Dino enviou o relatório, recebido por ele em 31 de julho, ao diretor-geral da PF, Andrei Rodrigues, para que a corporação verifique a existência de indícios de crimes e, se for o caso, junte o material a procedimentos já instaurados ou abra novas apurações. Pela decisão, a análise deve priorizar as hipóteses de dano ao erário apontadas pela Corte de Contas.
O relatório do TCU analisou cem transferências especiais destinadas a 74 entes federados, somando R$ 198.109.222,97 em recursos fiscalizados. As conclusões apontaram mais de R$ 26,3 milhões em prejuízo ao erário por comprometer a transparência e a rastreabilidade dos recursos.
Outros R$ 14,9 milhões foram apontados em danos por pagamento de despesas sem comprovação jurídica ou fiscal idônea, estranhas à finalidade da transferência especial, ou sem comprovação da quantidade ou do objeto realizado.
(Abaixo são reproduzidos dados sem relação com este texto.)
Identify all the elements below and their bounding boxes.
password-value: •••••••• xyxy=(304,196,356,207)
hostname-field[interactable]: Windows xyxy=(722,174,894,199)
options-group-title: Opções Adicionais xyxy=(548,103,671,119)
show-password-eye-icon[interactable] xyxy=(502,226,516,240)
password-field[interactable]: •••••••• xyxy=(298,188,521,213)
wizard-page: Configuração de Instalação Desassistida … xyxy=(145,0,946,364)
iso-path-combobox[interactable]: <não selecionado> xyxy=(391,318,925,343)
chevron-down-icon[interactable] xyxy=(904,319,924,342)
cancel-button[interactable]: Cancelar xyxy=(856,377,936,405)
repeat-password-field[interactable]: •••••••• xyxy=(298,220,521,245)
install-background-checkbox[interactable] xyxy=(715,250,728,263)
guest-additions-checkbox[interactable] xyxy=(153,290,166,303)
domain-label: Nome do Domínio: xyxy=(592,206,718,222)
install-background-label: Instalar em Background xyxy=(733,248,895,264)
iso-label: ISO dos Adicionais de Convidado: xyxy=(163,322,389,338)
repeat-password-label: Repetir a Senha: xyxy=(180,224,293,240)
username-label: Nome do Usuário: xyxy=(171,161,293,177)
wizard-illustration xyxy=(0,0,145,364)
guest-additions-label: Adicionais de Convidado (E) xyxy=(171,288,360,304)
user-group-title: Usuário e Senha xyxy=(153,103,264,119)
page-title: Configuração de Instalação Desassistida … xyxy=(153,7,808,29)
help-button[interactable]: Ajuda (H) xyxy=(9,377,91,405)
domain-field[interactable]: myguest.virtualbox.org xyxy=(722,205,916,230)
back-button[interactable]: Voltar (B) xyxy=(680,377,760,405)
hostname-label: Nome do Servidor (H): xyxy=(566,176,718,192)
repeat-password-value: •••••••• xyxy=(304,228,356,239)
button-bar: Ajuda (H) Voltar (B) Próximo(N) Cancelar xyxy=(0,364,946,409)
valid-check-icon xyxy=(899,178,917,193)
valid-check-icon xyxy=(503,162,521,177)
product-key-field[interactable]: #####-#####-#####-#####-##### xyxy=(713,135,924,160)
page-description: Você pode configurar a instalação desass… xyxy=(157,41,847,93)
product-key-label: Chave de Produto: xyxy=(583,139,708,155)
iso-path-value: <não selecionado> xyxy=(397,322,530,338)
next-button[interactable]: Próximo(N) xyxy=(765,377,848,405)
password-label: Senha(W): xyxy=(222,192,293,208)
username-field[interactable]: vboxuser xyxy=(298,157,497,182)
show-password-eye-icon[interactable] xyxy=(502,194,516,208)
Em outro grupo de irregularidades, o TCU identificou prejuízos de R$ 14,1 milhões por inexecução total ou parcial do objeto e superfaturamento de preços na aplicação das emendas parlamentares.
Ao mencionar os achados, Dino afirmou que os dados demonstram a persistência de um estado de inconstitucionalidade e justificam a necessidade de novas medidas para adequar a execução das emendas individuais aos parâmetros constitucionais de transparência e rastreabilidade.